Tuesday, 21 August 2007
Concrete Poetry
As illustrated in one of my previous blogs about Thomas Allen's 'Pulp Fiction', books can take on many shapes and forms, both 2D and 3D. Here again is another interesting and inventive example of how works of poetry, can become interactive and take on a different form.
The Artist Book "Concrete Poetry" was designed & printed in the Edition + Artist Book Studio in 1996. This book has a sculptural figure that resembles a book, which has a surreal feel about it but still opens and shuts like an everyday book. Its triangular shape can still open out like a normal book, but can also change its structure to resemble shapes. The artist book is not meant to be handled as a normal reading book, but instead with white cotton gloves in the presence of others, i think you can see why.
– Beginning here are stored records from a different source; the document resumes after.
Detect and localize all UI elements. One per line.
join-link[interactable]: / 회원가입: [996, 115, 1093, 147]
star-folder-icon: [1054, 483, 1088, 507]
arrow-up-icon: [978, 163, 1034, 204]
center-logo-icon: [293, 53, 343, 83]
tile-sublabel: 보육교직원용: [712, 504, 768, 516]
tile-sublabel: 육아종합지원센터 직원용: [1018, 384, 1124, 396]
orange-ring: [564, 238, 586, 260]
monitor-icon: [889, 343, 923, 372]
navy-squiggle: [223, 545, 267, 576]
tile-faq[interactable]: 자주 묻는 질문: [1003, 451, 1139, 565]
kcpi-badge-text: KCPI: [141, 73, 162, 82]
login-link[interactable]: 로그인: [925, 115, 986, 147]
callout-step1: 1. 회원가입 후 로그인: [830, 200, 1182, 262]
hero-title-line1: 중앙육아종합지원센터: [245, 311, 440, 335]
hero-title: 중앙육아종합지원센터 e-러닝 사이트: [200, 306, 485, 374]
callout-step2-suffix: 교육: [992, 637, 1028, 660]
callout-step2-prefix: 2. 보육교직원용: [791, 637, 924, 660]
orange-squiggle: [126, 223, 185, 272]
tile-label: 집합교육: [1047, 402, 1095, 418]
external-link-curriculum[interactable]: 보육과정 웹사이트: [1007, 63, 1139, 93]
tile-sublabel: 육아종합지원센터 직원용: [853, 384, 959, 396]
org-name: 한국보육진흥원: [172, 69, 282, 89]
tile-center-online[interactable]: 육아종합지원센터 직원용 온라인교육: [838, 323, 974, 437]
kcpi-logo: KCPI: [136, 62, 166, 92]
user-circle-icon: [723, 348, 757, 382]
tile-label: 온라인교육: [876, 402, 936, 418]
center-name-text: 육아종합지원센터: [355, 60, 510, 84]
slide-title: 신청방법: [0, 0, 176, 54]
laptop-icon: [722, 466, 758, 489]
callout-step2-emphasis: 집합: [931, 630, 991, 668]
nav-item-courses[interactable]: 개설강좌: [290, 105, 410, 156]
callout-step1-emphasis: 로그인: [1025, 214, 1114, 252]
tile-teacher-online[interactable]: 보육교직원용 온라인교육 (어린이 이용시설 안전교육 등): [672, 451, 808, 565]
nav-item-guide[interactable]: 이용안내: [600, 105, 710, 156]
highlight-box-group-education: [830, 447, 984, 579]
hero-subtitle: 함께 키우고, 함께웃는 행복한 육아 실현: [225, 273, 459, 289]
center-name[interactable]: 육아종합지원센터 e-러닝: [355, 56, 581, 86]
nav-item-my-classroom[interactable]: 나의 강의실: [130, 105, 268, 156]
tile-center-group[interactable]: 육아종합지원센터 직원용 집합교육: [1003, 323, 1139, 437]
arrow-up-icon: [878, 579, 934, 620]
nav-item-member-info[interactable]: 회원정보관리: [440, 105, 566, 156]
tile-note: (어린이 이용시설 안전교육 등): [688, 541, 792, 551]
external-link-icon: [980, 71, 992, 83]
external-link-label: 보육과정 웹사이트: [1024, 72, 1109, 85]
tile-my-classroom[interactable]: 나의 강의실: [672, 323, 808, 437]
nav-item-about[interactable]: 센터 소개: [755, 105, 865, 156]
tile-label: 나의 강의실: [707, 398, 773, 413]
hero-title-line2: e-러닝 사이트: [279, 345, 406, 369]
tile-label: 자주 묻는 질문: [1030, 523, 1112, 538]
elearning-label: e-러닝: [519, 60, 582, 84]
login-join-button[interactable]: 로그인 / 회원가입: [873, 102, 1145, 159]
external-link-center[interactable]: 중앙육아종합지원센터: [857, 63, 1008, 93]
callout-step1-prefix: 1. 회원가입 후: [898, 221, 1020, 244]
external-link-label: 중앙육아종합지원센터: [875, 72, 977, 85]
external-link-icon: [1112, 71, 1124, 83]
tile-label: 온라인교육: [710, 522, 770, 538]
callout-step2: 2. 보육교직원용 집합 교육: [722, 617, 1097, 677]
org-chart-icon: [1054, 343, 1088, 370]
Play, interaction and movement often disrupts our common experience of reading, as does non-linear text. Bernadette Crockford’s Concrete poetry 1996, with its origami-like folds, opens like a flower to reveal text that follows the paper creases. The reader must turn the book to read, playing with different combinations of sentences along different folds, and making up a different poem each time the book is read.
To come to some sort of conclusion, i think that the subject matter of books ought to determine the design of the book they are inscribed in. In this case, poems are emotive, generate feeling and reaction, so by designing a book where the shape generates a similar response seems to work well with its content.